We agree that the case at bar differs from previous cases construing the constitutional mandate of article IX, section 7, since the sums here were voluntarily paid upon citations for violations. However, defendant’s reading of the language used by the Henderson Court to differentiate “fines” from “penalties” is unduly restrictive. The heart of that court’s distinction lies not in whether the monies are denominated “fines” or “penalties.” Indeed, we have often stated that the label attached to the money does not control. State v. Rumfelt, 241 N.C. 375, 85 S.E. 2d 398 (1955); School Directors v. City of Asheville, 128 N.C. 249, 38 S.E. 874 (1901). Neither does the heart of the distinction rest in whether there has been an actual criminal prosecution resulting in a “sentence pronounced by the court.” Board of Education v. Henderson, 126 N.C. at 691, 36 S.E. at 159. The crux of the distinction lies in the nature of the offense committed, and not in the method employed by the municipality to collect fines for commission of the offense. A “fine” is a “sum of money exacted of a person guilty of a misdemeanor, or a crime.” State v. Addington, 143 N.C. 683, 686, 57 S.E. 398, 399 (1907); State v. Rumfelt, supra. The constitution mandates that “all fines collected in the several counties for any breach of the penal laws of the State” be appropriated to the school fund. The inquiry addressed by the Henderson Court, then, was whether the monies in dispute were collected for violations of the criminal laws of the State or for violations of city ordinances. The Court determined that, since G.S. 14-4 *345makes violations of city ordinances misdemeanors, the sums in question were collected for breach of the State’s penal laws.

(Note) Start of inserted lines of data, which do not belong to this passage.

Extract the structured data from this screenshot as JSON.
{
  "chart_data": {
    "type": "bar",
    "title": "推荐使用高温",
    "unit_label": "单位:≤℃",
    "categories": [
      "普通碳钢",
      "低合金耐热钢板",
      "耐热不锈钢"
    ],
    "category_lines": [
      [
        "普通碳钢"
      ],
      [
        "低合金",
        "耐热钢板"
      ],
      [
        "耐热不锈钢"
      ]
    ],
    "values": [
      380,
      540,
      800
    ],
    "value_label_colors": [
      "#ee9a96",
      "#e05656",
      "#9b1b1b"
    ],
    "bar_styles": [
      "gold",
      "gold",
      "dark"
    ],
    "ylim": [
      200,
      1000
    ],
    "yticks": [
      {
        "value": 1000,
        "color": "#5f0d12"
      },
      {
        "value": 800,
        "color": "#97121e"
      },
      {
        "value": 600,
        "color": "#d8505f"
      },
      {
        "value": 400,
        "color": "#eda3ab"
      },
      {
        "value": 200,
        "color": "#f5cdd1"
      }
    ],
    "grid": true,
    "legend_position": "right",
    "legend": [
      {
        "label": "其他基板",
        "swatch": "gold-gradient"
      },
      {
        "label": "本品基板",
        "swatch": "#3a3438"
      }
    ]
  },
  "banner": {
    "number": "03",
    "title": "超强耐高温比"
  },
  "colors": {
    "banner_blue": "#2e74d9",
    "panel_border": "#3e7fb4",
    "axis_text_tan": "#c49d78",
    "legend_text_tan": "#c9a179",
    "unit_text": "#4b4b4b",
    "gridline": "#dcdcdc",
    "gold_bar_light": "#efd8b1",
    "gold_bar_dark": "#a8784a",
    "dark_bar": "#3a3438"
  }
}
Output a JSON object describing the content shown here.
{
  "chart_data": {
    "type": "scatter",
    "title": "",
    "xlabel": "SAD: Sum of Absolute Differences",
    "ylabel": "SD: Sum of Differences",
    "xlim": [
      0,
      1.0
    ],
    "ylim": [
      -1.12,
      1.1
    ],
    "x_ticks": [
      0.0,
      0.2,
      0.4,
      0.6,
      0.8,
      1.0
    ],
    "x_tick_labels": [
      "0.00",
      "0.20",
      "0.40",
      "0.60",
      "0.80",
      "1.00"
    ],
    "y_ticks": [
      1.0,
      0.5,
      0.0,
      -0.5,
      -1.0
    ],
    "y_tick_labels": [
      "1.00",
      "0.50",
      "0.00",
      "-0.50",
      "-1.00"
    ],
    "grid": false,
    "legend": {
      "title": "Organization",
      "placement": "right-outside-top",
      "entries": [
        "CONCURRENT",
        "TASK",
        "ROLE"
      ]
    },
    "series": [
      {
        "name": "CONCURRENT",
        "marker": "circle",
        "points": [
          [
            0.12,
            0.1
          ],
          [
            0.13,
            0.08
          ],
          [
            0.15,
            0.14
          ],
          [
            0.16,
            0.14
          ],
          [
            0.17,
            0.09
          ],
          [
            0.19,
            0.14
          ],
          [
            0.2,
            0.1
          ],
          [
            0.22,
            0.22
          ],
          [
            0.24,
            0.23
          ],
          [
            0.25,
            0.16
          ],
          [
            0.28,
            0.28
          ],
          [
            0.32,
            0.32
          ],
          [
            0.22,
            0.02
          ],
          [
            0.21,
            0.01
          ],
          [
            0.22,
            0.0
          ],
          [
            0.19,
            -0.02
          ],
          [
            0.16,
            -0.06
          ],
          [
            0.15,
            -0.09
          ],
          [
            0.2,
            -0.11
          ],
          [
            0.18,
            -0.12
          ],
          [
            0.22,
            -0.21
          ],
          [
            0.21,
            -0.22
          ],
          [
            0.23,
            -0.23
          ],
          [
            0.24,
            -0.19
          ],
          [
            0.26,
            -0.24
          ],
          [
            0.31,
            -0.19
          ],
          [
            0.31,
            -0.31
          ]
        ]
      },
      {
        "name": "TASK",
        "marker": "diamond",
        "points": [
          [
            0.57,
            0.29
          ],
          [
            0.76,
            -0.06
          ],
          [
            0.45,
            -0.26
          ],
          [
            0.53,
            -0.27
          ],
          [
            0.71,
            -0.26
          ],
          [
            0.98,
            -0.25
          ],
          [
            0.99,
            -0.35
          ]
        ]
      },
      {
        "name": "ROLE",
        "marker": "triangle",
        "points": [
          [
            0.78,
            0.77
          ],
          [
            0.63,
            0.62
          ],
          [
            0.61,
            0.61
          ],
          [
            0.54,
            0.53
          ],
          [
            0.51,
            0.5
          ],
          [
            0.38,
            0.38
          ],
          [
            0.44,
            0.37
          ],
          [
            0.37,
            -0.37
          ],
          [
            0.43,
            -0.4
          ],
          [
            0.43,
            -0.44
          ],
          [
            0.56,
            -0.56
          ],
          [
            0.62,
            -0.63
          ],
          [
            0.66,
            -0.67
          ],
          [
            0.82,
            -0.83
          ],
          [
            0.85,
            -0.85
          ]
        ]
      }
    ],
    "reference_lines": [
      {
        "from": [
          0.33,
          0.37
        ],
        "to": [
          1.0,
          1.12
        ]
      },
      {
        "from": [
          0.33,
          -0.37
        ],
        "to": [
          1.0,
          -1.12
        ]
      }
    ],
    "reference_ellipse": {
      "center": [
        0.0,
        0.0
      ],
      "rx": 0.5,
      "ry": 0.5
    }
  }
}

We hold that the same result must ensue here. The Ashe-ville Code makes it unlawful to park overtime. G.S. 14-4 specifically makes criminal the violation of a city ordinance, unless “the council shall provide otherwise” pursuant to G.S. 160A-175(b). Thus, where, as here, the ordinances do not provide otherwise, a person who violates the overtime parking ordinance also breaches the penal law of the State. See State v. Barrett, supra. Consequently, fines collected for overtime parking constitute fines collected for a breach of the penal laws of the State. We, therefore, hold that the clear proceeds of all penalties, forfeitures and fines collected for breaches of the ordinances in question remain in Buncombe County and be used exclusively for the maintenance of free public schools.
We note that the trial judge here ordered “that the Board of Education of the County of Buncombe have and recover of the Defendant City of Asheville an amount equal to the clear proceeds of all penalties, forfeitures, or fines collected for the violation of the parking ordinances.” [Emphasis added.] This was error. The correct procedure requires that the clear proceeds of the monies collected by the City shall be paid to the Buncombe County finance officer who shall disburse those funds in the same manner as is provided for the disbursement of penalties, fines and forfeitures collected for other breaches of the penal laws of the State. Upon receipt of these monies, the finance officer of Buncombe County must “forthwith determine what portion of the total is due to each administrative unit in the county and remit the appropriate portion of the amount to the finance officer of each administrative unit.” G.S. 115-100.35. [Emphasis added.]
The portion of the Court of Appeals decision affirming that part of Judge Bruce’s judgment which adjudged that only the Board of Education of the County of Buncombe should have the right to recover “the clear proceeds of all penalties, forfeitures or fines collected for the violation of the parking ordinances” is reversed; in all other respects, the decision is affirmed. This cause is remanded to the Court of Appeals for further remand to the Superior Court of Buncombe County for entry of judgment consistent with this opinion.
*346Reversed in part; Affirmed in part and Remanded.
Justice Brock did not participate in the consideration or decision of this case.